Blood pressure is the pressure exerted by the blood in the walls of the heart. This may result in serious health issues including lack of strength and stamina and may lead to critical illnesses like Heart attacks and cardiac arrest. An effective way to control hypertension is yoga. Here are some of the best yoga poses to control blood pressure/hypertension.
Sukhasana (Easy Pose)
In this asana of yoga to control hypertension, you have to sit on the floor, preferably on a thick blanket or spread with your legs firmly crossed and your back perpendicular to the ground.

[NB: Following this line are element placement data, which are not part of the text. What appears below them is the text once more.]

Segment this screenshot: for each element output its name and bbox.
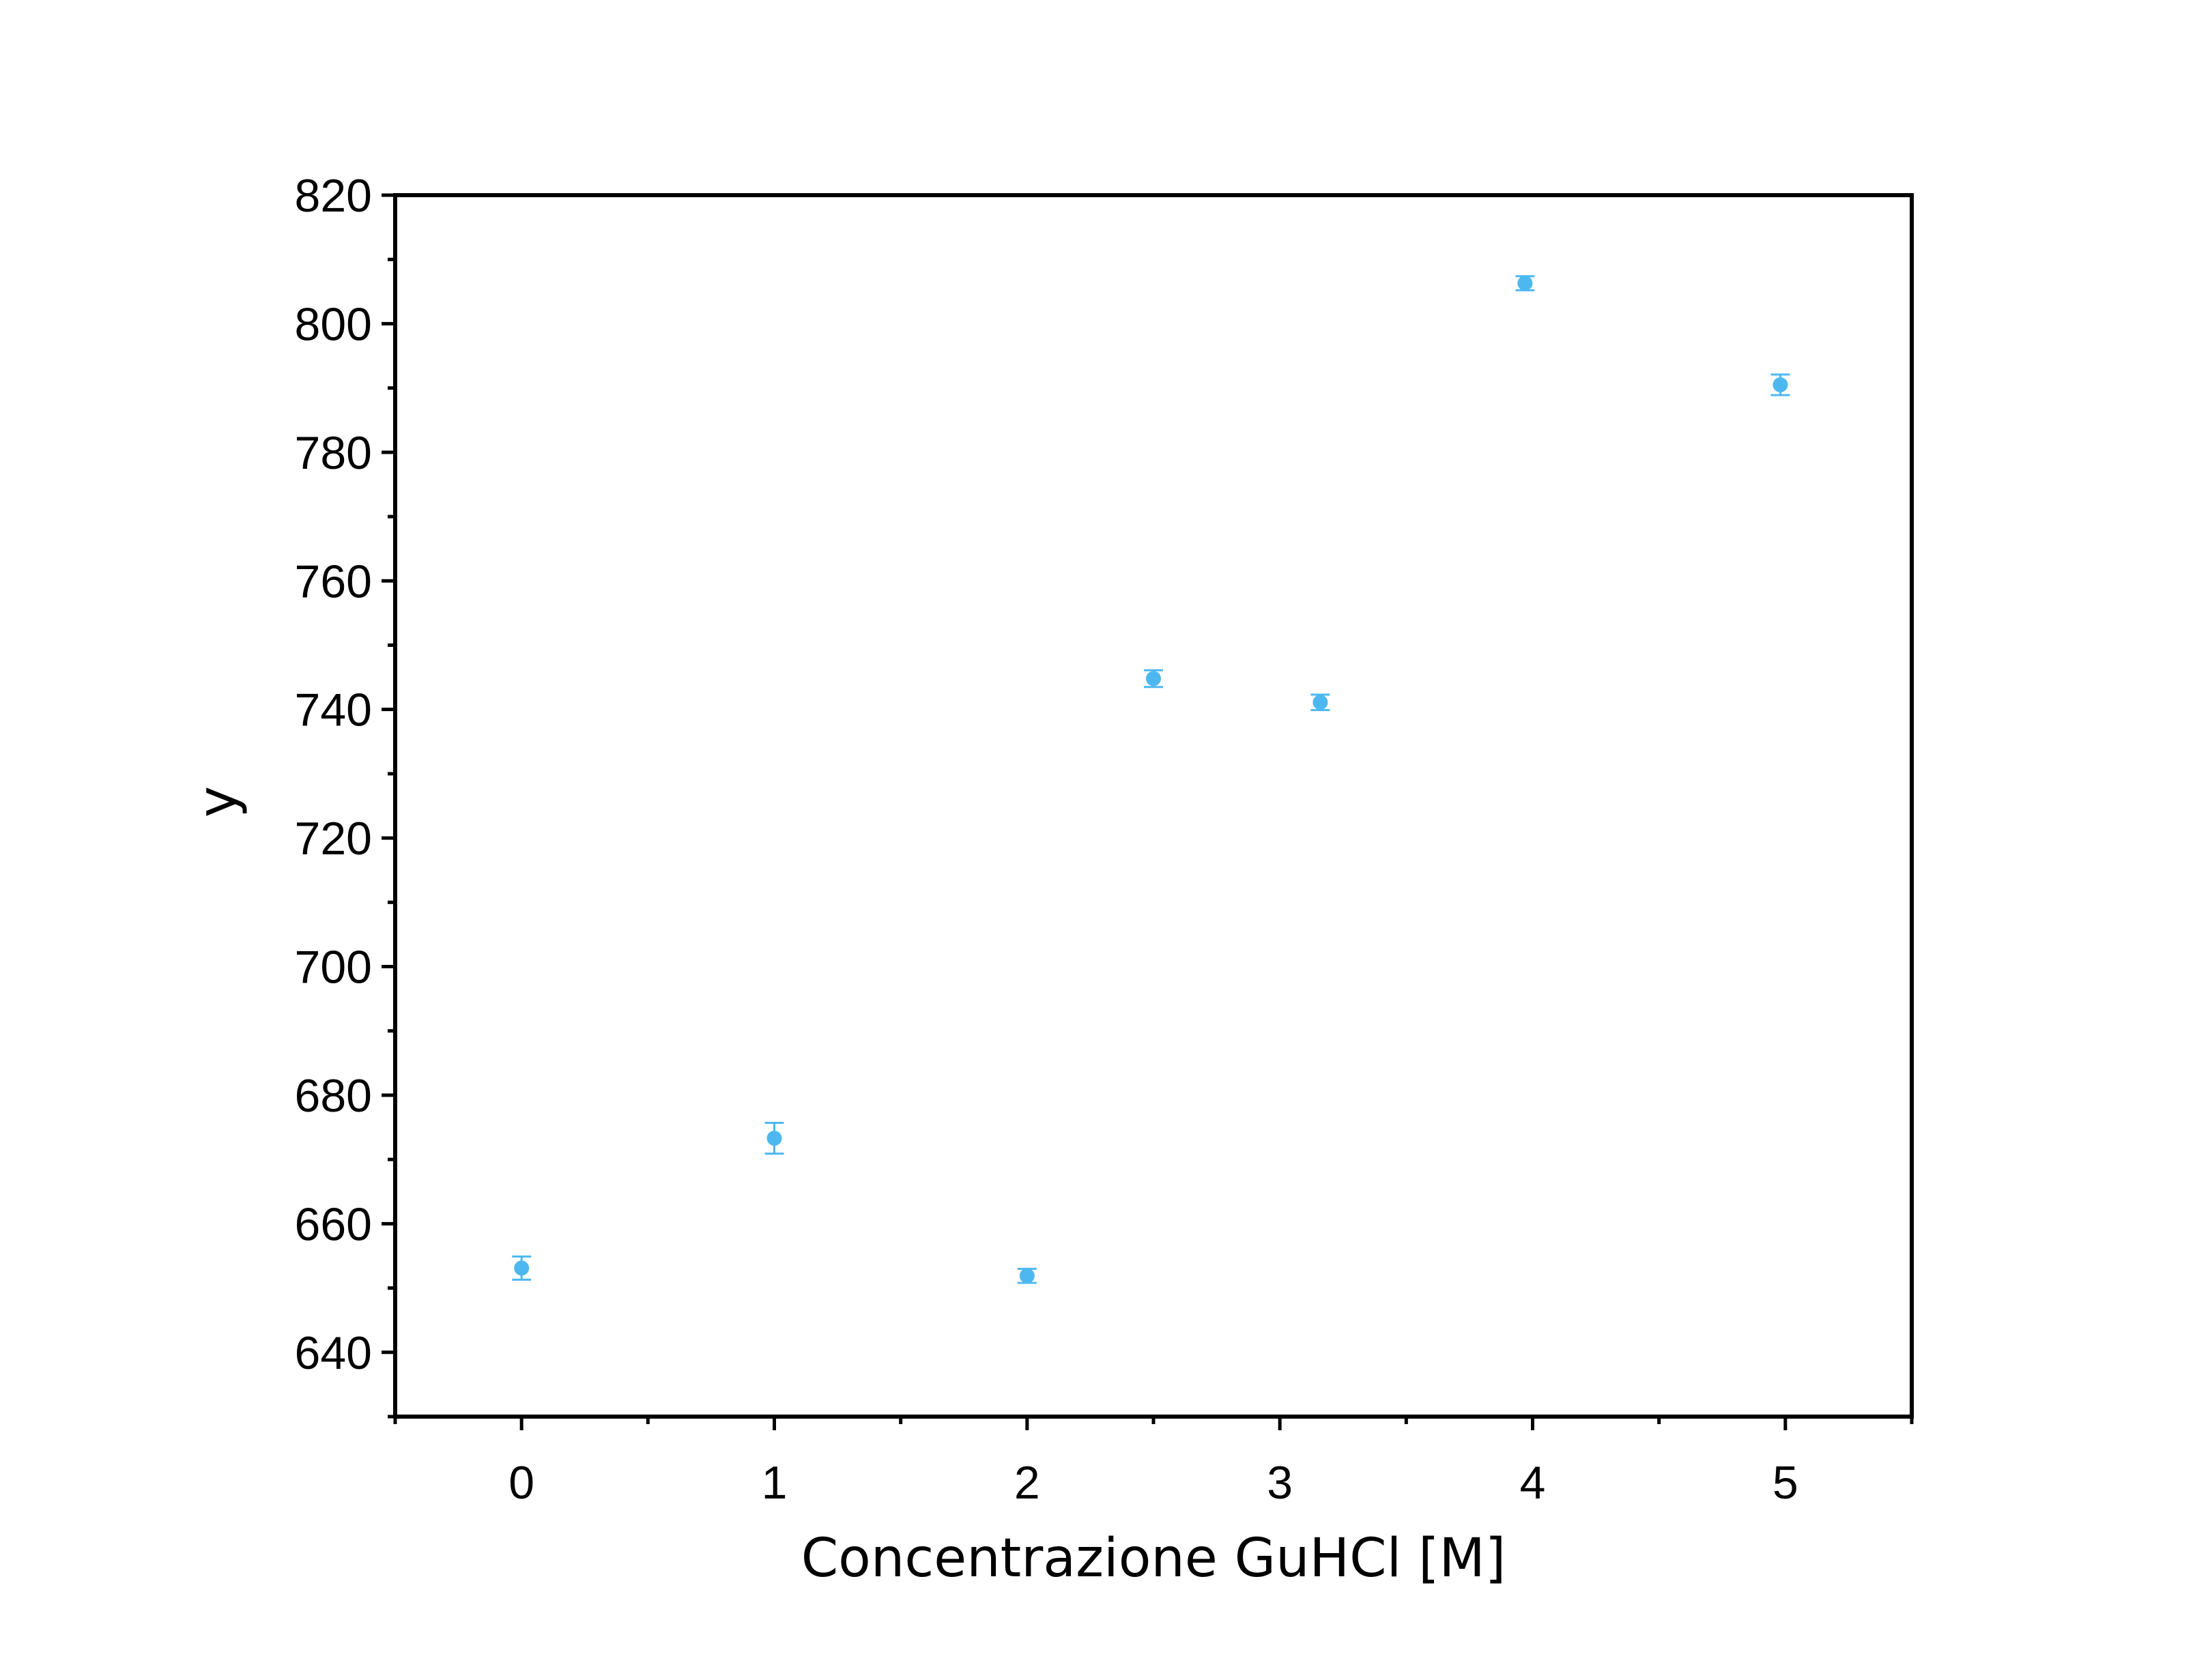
data-point bbox=[1515, 275, 1535, 291]
data-marker bbox=[1146, 671, 1161, 686]
data-marker bbox=[1517, 276, 1533, 291]
y-tick-label: 780 bbox=[295, 427, 372, 479]
data-marker bbox=[766, 1131, 782, 1146]
y-tick-label: 720 bbox=[295, 813, 372, 865]
x-tick-label: 1 bbox=[762, 1457, 788, 1509]
x-tick-label: 3 bbox=[1267, 1457, 1293, 1509]
x-tick-label: 4 bbox=[1520, 1457, 1546, 1509]
x-tick-label: 0 bbox=[508, 1457, 534, 1509]
y-tick-label: 760 bbox=[295, 555, 372, 607]
y-tick-label: 700 bbox=[295, 942, 372, 994]
data-points bbox=[512, 275, 1790, 1284]
y-tick-label: 820 bbox=[295, 170, 372, 222]
x-axis-ticks: 0 1 2 3 4 5 bbox=[393, 1417, 1914, 1509]
data-marker bbox=[514, 1260, 530, 1276]
y-axis-ticks: 640 660 680 700 720 740 760 780 800 820 bbox=[295, 170, 395, 1419]
y-tick-label: 640 bbox=[295, 1327, 372, 1379]
x-tick-label: 2 bbox=[1014, 1457, 1040, 1509]
y-axis-title: y bbox=[187, 786, 248, 817]
x-axis-title: Concentrazione GuHCl [M] bbox=[801, 1528, 1506, 1589]
data-point bbox=[1144, 669, 1163, 689]
data-point bbox=[1770, 373, 1790, 396]
plot-frame bbox=[393, 193, 1914, 1419]
data-point bbox=[512, 1255, 532, 1281]
y-tick-label: 680 bbox=[295, 1070, 372, 1122]
data-marker bbox=[1312, 695, 1328, 710]
y-tick-label: 800 bbox=[295, 298, 372, 350]
y-tick-label: 660 bbox=[295, 1198, 372, 1250]
data-marker bbox=[1773, 377, 1788, 392]
x-tick-label: 5 bbox=[1773, 1457, 1798, 1509]
y-tick-label: 740 bbox=[295, 684, 372, 736]
data-point bbox=[1310, 693, 1330, 712]
data-point bbox=[764, 1121, 784, 1155]
data-point bbox=[1017, 1267, 1037, 1284]
data-marker bbox=[1019, 1268, 1035, 1284]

The knees should be widened as long as possible and the crossed legs should appear like a triangle. The hands should be straight and palms rested on the knees. This asana helps to relax the muscles and also your mind.
Virasana (Hero Pose)
In this asana, you have to rest your buttocks on the floor, legs backward with the inner sides of your knees touching together and the thighs in 90 degrees with the floor. Make sure your torso is slightly leaned towards the front. It acts like a soothing balm for tired legs. This pose helps to lowers your blood pressure, works well for asthma and reduces swelling of the legs during asthma.
Padangusthasna (Big Toe Pose)
In this asana, you have to stand erect, gently bend your body towards your toes at a perpendicular angle and hold your toes with your hands. This might be difficult in the initial days as your knees won’t stay upright and will bend. But after a brief practice, this pose can be attained. This pose will relax your body muscles and is an effective yoga to control hypertension.
Pavanamuktasana (Wind Relieving Pose)
In this pose, you have to lie down on your back, in a supine position and take slow and calm breathes. Once the breathing is paced, gently lift your legs at a 90 degree angle from the ground. Bend the knees and legs and rest them on your abdomen and firmly gasp them with your hands. After this position is stable, rest your chin on the curve of the knees. This pose will put a pressure on your digestive system and gases can be released. Pawan = gas; mukta = free hence the name.
Ardha Matsyendrasana (Half Spinal Twist)
In this pose, you have to sit erect on the ground with your legs in front of your body. Gently slide your left leg under your right leg by bending the knee. And then bend your right knee and step your right leg over the bended leg and make it stand. Inhale and place your left hand folded in elbow on the right knee which is pointing towards the sky. Place the right hand on the backside of the body, on the ground. Exhale and turn your head in both the directions – front and back, one by one. This will give a twist to your spine helping it to relax all its muscles.